The agreement applies to temporary assignments and is intended to support employee mobility between the two countries. It does not automatically apply to Indians who permanently relocate to the UK or join local employers there.
SO, WILL YOUR EPF BALANCE INCREASE?
For many employees, the answer is likely to be yes. However, the agreement does not increase the EPF contribution rate or provide any additional government benefit. Also, as eligible employees will no longer have to contribute to the UK's social security system during temporary assignments, they can continue contributing to India's EPF without losing a part of their earnings to another country's social security programme.
This means that their retirement savings can remain in India and earn interest under the EPF scheme. Over a five-year assignment, this could result in a larger retirement corpus than under the earlier system, where part of the employee's earnings went towards UK social security contributions.

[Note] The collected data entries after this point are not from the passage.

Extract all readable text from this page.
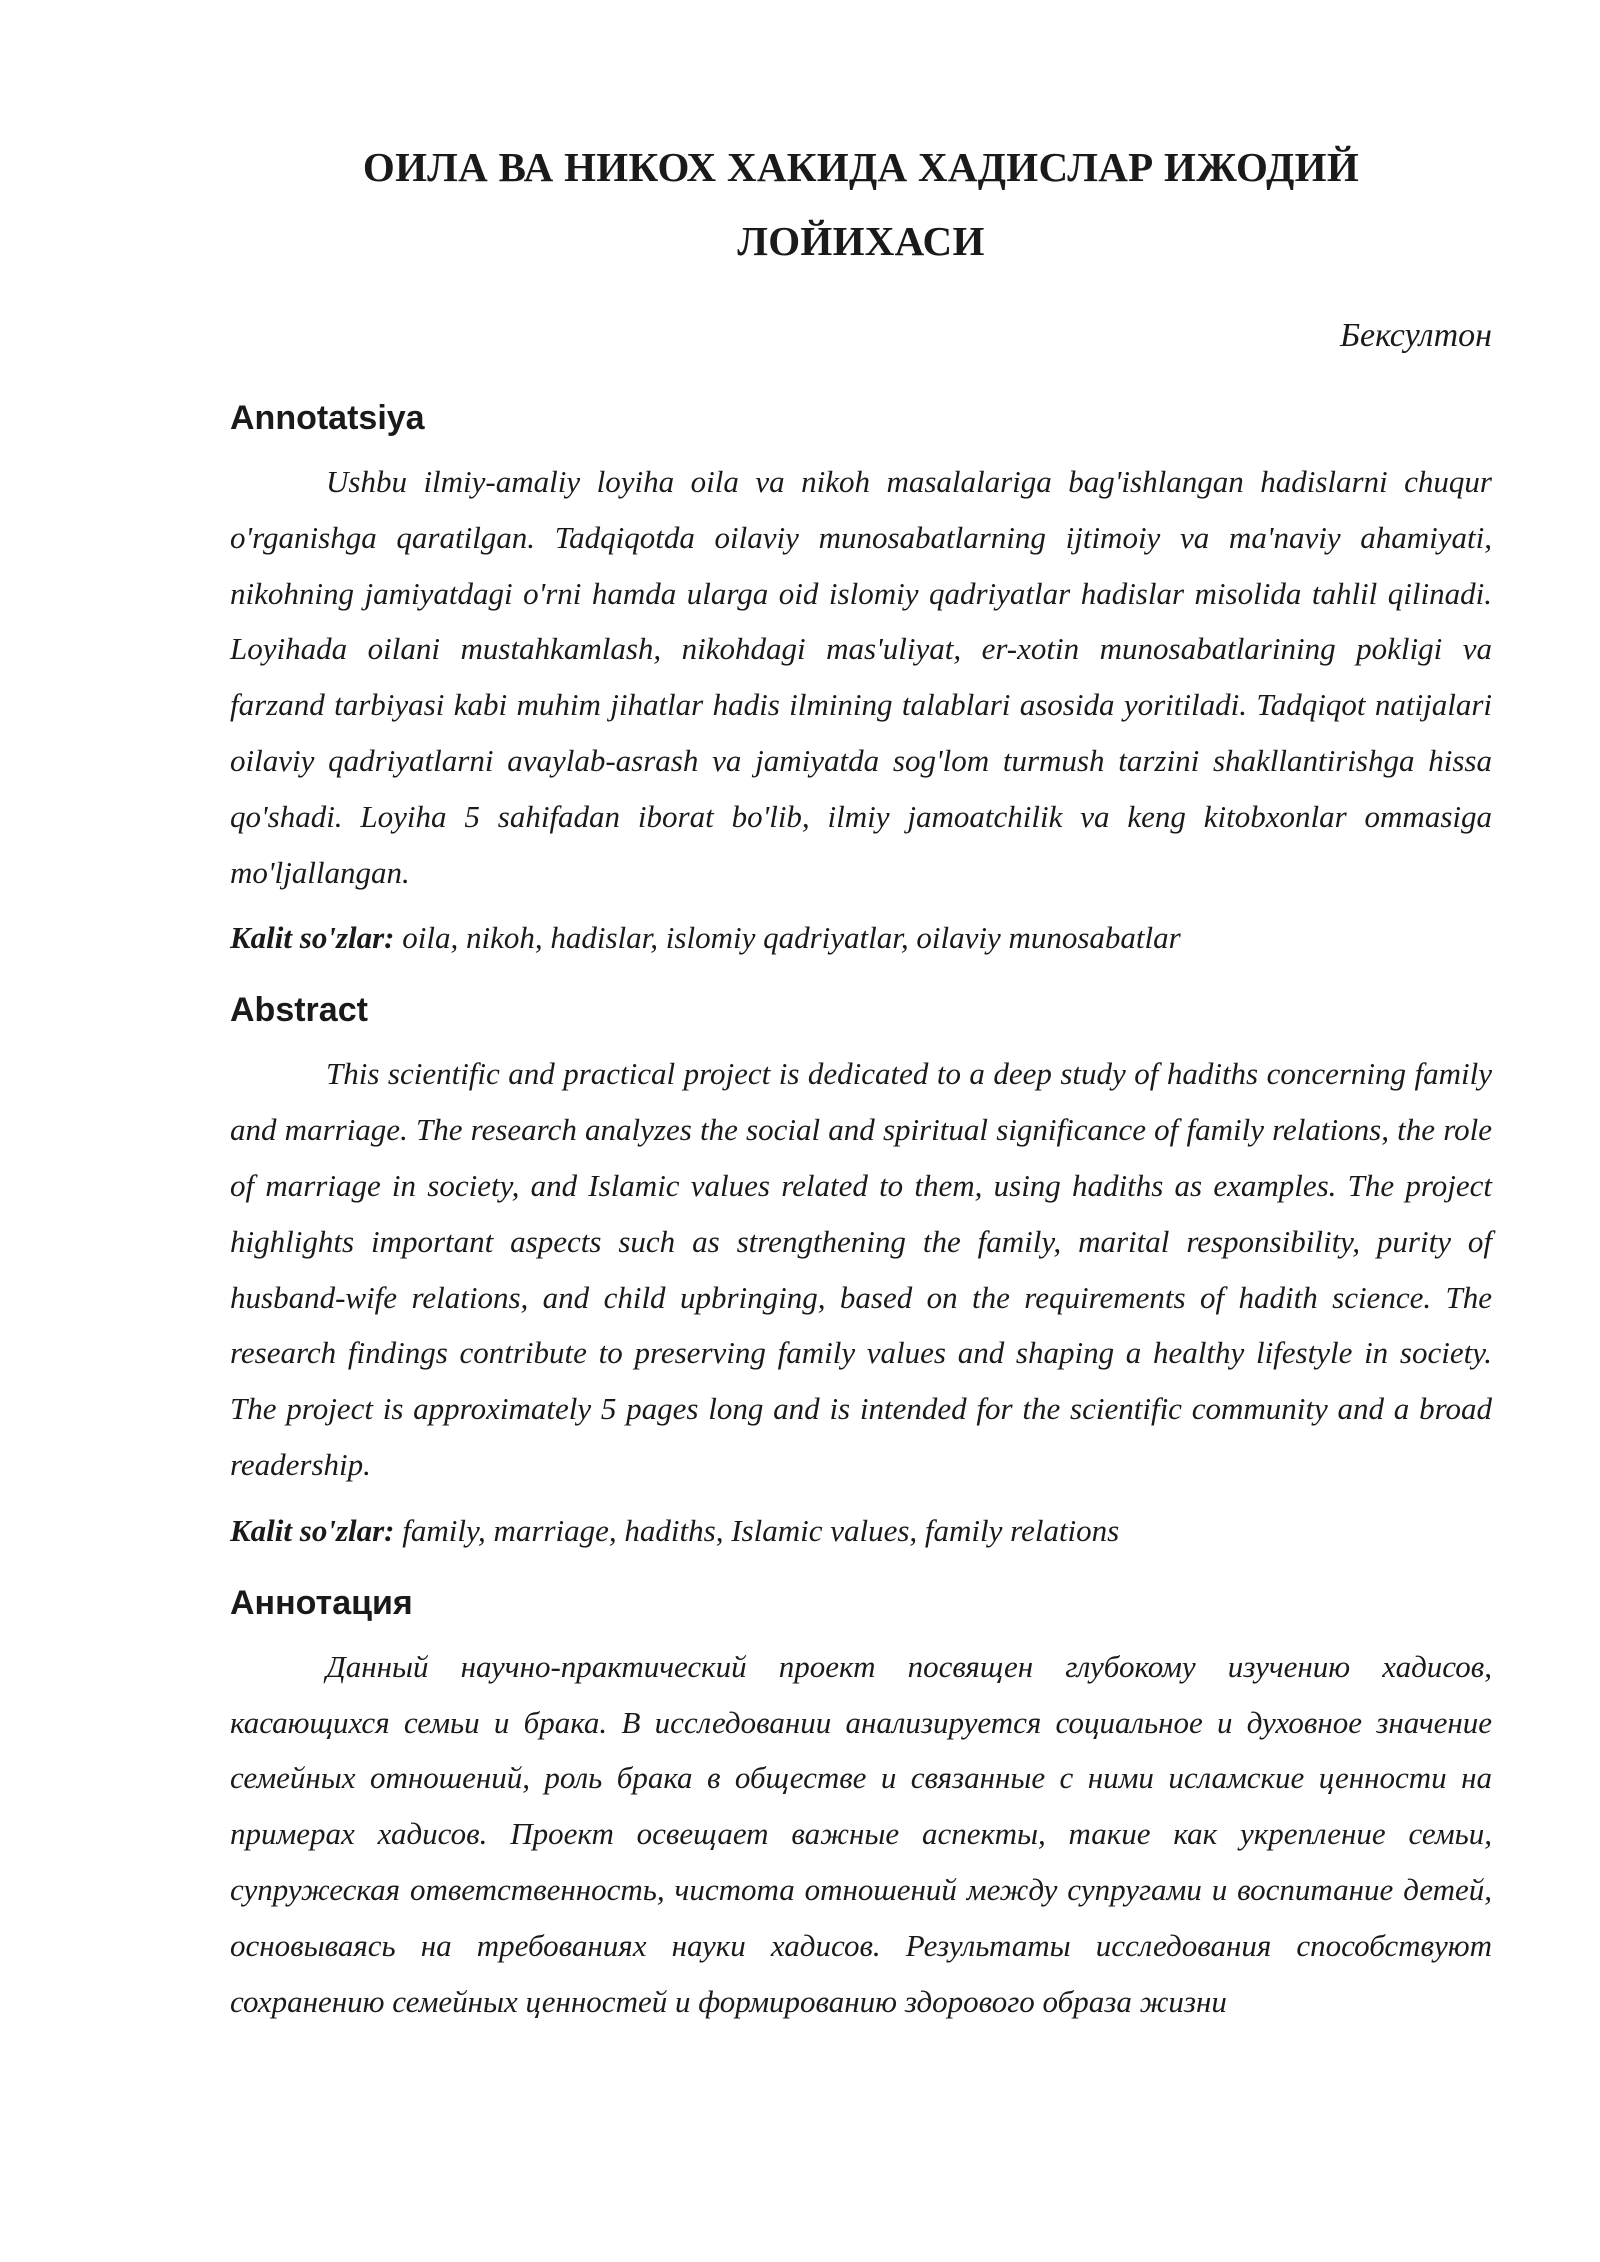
ОИЛА ВА НИКОХ ХАКИДА ХАДИСЛАР ИЖОДИЙ
ЛОЙИХАСИ
Бексултон
Annotatsiya

Ushbu ilmiy-amaliy loyiha oila va nikoh masalalariga bag'ishlangan hadislarni chuqur o'rganishga qaratilgan. Tadqiqotda oilaviy munosabatlarning ijtimoiy va ma'naviy ahamiyati, nikohning jamiyatdagi o'rni hamda ularga oid islomiy qadriyatlar hadislar misolida tahlil qilinadi. Loyihada oilani mustahkamlash, nikohdagi mas'uliyat, er-xotin munosabatlarining pokligi va farzand tarbiyasi kabi muhim jihatlar hadis ilmining talablari asosida yoritiladi. Tadqiqot natijalari oilaviy qadriyatlarni avaylab-asrash va jamiyatda sog'lom turmush tarzini shakllantirishga hissa qo'shadi. Loyiha 5 sahifadan iborat bo'lib, ilmiy jamoatchilik va keng kitobxonlar ommasiga mo'ljallangan.

Kalit so'zlar: oila, nikoh, hadislar, islomiy qadriyatlar, oilaviy munosabatlar

Abstract

This scientific and practical project is dedicated to a deep study of hadiths concerning family and marriage. The research analyzes the social and spiritual significance of family relations, the role of marriage in society, and Islamic values related to them, using hadiths as examples. The project highlights important aspects such as strengthening the family, marital responsibility, purity of husband-wife relations, and child upbringing, based on the requirements of hadith science. The research findings contribute to preserving family values and shaping a healthy lifestyle in society. The project is approximately 5 pages long and is intended for the scientific community and a broad readership.

Kalit so'zlar: family, marriage, hadiths, Islamic values, family relations

Аннотация

Данный научно-практический проект посвящен глубокому изучению хадисов, касающихся семьи и брака. В исследовании анализируется социальное и духовное значение семейных отношений, роль брака в обществе и связанные с ними исламские ценности на примерах хадисов. Проект освещает важные аспекты, такие как укрепление семьи, супружеская ответственность, чистота отношений между супругами и воспитание детей, основываясь на требованиях науки хадисов. Результаты исследования способствуют сохранению семейных ценностей и формированию здорового образа жизни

The exact benefit will depend on an individual's salary, employment contract and whether the employee continues to contribute to EPF during the overseas posting.
WHY IS THIS CONSIDERED A MAJOR GAIN?
Union Commerce and Industry Minister Piyush Goyal said many Indian professionals working in the UK for two to five years were earlier paying social security contributions without receiving any meaningful long-term benefit.
According to him, around a quarter of their salary was effectively going towards contributions that they could not fully utilise because of the limited duration of their stay. Under the new agreement, eligible workers on temporary assignments of up to five years will no longer have to make those contributions in the UK.
This allows employees to retain more of their earnings and continue building their retirement savings in India.
In other words, while the India-UK trade pact has attracted attention for opening up markets and reducing tariffs, the social security agreement could have an equally meaningful impact for Indian professionals.
By removing the burden of dual social security contributions, the agreement makes overseas assignments more financially rewarding. It also helps Indian companies reduce employment costs while allowing employees to continue building their long-term retirement savings through EPF.